Figure 4: Re-thinking the pass level

Typically, in our courses, the x-axis (number of assignment students do) is fixed, while the y-axis (quality of submissions) is variable. And we define success as reaching a given level of quality (see Figure 3).

We should turn that around. We should fix the y-axis and make the x-axis variable, thus re-defining success as successfully completing a certain number of assessments. This means that every student has to achieve a defined minimum level of quality in each assessment before they are allowed to move on to the next assessment. The differentiation between students then is not what quality level they have achieved, but how many stages of assessment they have managed to complete. In a diagram, it looks like this: Figure 5 shows a good student at the end of the course. Nine assessments have been completed, beyond the pass level of assessment 6.

Figure 5: A good student completing enough assessments to pass

The graph for a struggling student then looks like this (Figure 6).

Figure 6: A a struggling students failing to reach pass level

This student has not reached pass level and fails the course. Note, however, the difference here to our student in Figure 3: There are no assessments recorded below the minimum accepted quality level. (Every submission attempt with insufficient quality is simply judged as “not completed”.)

I don’t believe that this scheme will solve all our problems, but I do believe that it has a number of advantages:

  • Students may have a higher chance of success. Instead of early failure leading almost automatically to a sequence of further failures, they have a chance to recover.
  • Students who learn at different speeds can all survive.
  • Especially good students can go even further than they did in the past, because we can allow them to move forward according to their own capabilities.
  • More flexibility in dealing with temporary problems: If a student misses the first three weeks of class, be it because of illness or any other reason, they may still pass the class instead of having no chance.
  • Even failing students learn something. Instead of failing to understand every topic (Figure 3), they can at least spend their time understanding a few topics (Figure 6).

There are a number of problems and challenges as well, of course. The obvious difficulty is that we must be able to allow different students to work on different material at the same time. Every student effectively progresses at their own personal pace, and the teaching must support this.

Is this organisationally possible? I think so.

It is not easy, and it requires us to severely change how we teach, but I think it’s worth it. It will require different form of instruction (away from big lectures to the whole class) and different form of assessment (away from giving everyone the same task and assessing it by just submitting source code). Otherwise there would be a problem with plagiarism.

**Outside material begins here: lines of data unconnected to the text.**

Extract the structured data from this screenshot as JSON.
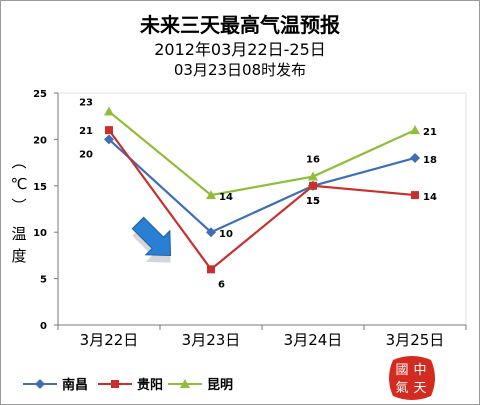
{
  "title": "未来三天最高气温预报",
  "subtitle": "2012年03月22日-25日",
  "publish_note": "03月23日08时发布",
  "colors": {
    "nanchang": "#3c6fb6",
    "guiyang": "#c8302c",
    "kunming": "#8fbe3a",
    "gridline": "#d0d0d0",
    "axis": "#7a7a7a",
    "arrow": "#2a7fd4",
    "stamp": "#d42b20"
  },
  "stamp_text": "中國天氣",
  "chart_data": {
    "type": "line",
    "title": "未来三天最高气温预报",
    "categories": [
      "3月22日",
      "3月23日",
      "3月24日",
      "3月25日"
    ],
    "ylabel": "温度（℃）",
    "xlabel": "",
    "ylim": [
      0,
      25
    ],
    "yticks": [
      0,
      5,
      10,
      15,
      20,
      25
    ],
    "grid": false,
    "legend_position": "bottom-left",
    "series": [
      {
        "name": "南昌",
        "values": [
          20,
          10,
          15,
          18
        ],
        "color": "#3c6fb6",
        "marker": "diamond"
      },
      {
        "name": "贵阳",
        "values": [
          21,
          6,
          15,
          14
        ],
        "color": "#c8302c",
        "marker": "square"
      },
      {
        "name": "昆明",
        "values": [
          23,
          14,
          16,
          21
        ],
        "color": "#8fbe3a",
        "marker": "triangle"
      }
    ],
    "annotation": "arrow-pointing-to-3月23日-drop"
  }
}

We might need to assess by interviewing students to actually test their understanding!

Does this create work? Sure. But I think it’s worth it. And I actually believe that, once the change is made, the workload for teachers will be comparable to what we have now.

In an ideal world, this way of learning would have the result that different students learn the same material in a different amount of time. In reality, we will not get away from fixed length courses for the time being.

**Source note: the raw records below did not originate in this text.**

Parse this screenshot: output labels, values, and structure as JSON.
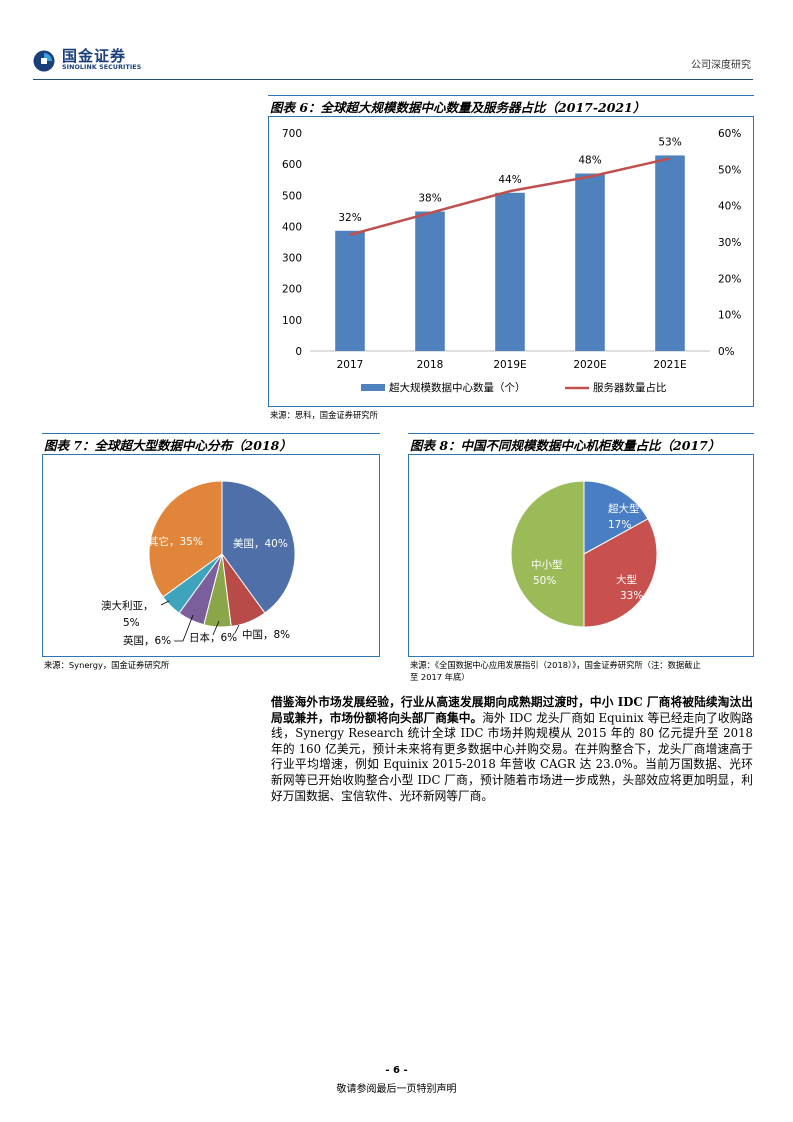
{
  "header": {
    "company_cn": "国金证券",
    "company_en": "SINOLINK SECURITIES",
    "report_type": "公司深度研究"
  },
  "figure6": {
    "title": "图表 6：全球超大规模数据中心数量及服务器占比（2017-2021）",
    "source": "来源：思科，国金证券研究所"
  },
  "figure7": {
    "title": "图表 7：全球超大型数据中心分布（2018）",
    "source": "来源：Synergy，国金证券研究所"
  },
  "figure8": {
    "title": "图表 8：中国不同规模数据中心机柜数量占比（2017）",
    "source_line1": "来源：《全国数据中心应用发展指引（2018）》，国金证券研究所（注：数据截止",
    "source_line2": "至 2017 年底）"
  },
  "chart_data": [
    {
      "type": "bar",
      "categories": [
        "2017",
        "2018",
        "2019E",
        "2020E",
        "2021E"
      ],
      "series": [
        {
          "name": "超大规模数据中心数量（个）",
          "kind": "bar",
          "axis": "left",
          "values": [
            386,
            448,
            508,
            570,
            628
          ],
          "color": "#4f81bd"
        },
        {
          "name": "服务器数量占比",
          "kind": "line",
          "axis": "right",
          "values": [
            32,
            38,
            44,
            48,
            53
          ],
          "value_labels": [
            "32%",
            "38%",
            "44%",
            "48%",
            "53%"
          ],
          "color": "#c0504d"
        }
      ],
      "y_left": {
        "lim": [
          0,
          700
        ],
        "ticks": [
          "0",
          "100",
          "200",
          "300",
          "400",
          "500",
          "600",
          "700"
        ]
      },
      "y_right": {
        "lim": [
          0,
          60
        ],
        "ticks": [
          "0%",
          "10%",
          "20%",
          "30%",
          "40%",
          "50%",
          "60%"
        ]
      },
      "legend_position": "bottom"
    },
    {
      "type": "pie",
      "slices": [
        {
          "label": "美国，40%",
          "value": 40,
          "color": "#4f6fa8"
        },
        {
          "label": "中国，8%",
          "value": 8,
          "color": "#b84a47"
        },
        {
          "label": "日本，6%",
          "value": 6,
          "color": "#8aa648"
        },
        {
          "label": "英国，6%",
          "value": 6,
          "color": "#7b5f9c"
        },
        {
          "label": "澳大利亚，5%",
          "value": 5,
          "color": "#3ea3bd"
        },
        {
          "label": "其它，35%",
          "value": 35,
          "color": "#e0853a"
        }
      ]
    },
    {
      "type": "pie",
      "slices": [
        {
          "label": "超大型",
          "value_label": "17%",
          "value": 17,
          "color": "#4a7ec4"
        },
        {
          "label": "大型",
          "value_label": "33%",
          "value": 33,
          "color": "#c8514f"
        },
        {
          "label": "中小型",
          "value_label": "50%",
          "value": 50,
          "color": "#9bbb59"
        }
      ]
    }
  ],
  "body": {
    "bold_lead": "借鉴海外市场发展经验，行业从高速发展期向成熟期过渡时，中小 IDC 厂商将被陆续淘汰出局或兼并，市场份额将向头部厂商集中。",
    "text": "海外 IDC 龙头厂商如 Equinix 等已经走向了收购路线，Synergy Research 统计全球 IDC 市场并购规模从 2015 年的 80 亿元提升至 2018 年的 160 亿美元，预计未来将有更多数据中心并购交易。在并购整合下，龙头厂商增速高于行业平均增速，例如 Equinix 2015-2018 年营收 CAGR 达 23.0%。当前万国数据、光环新网等已开始收购整合小型 IDC 厂商，预计随着市场进一步成熟，头部效应将更加明显，利好万国数据、宝信软件、光环新网等厂商。"
  },
  "footer": {
    "page_number": "- 6 -",
    "note": "敬请参阅最后一页特别声明"
  }
}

This means, that—at the end of a course—different students will have studied different amounts of material. Some students who move on to the next course will have covered the advanced material, some have not.

There will be an objection from other teachers that we let students pass who have not seen all the material, and that they do not know some concepts that they should know.

While this is true, I don’t believe that this is any different from our current situation. Which teacher would really claim that all students who passed their course have understood all concepts they were teaching? If one of my current student just barely clears the pass mark, there is a lot that we have covered that they don’t know. Claiming that they know more material because I talked over their heads about more advanced concepts for longer is nonsense.

I would rather have a student who properly understands 50% of the concepts than a student who half understands (and half misunderstands!) everything.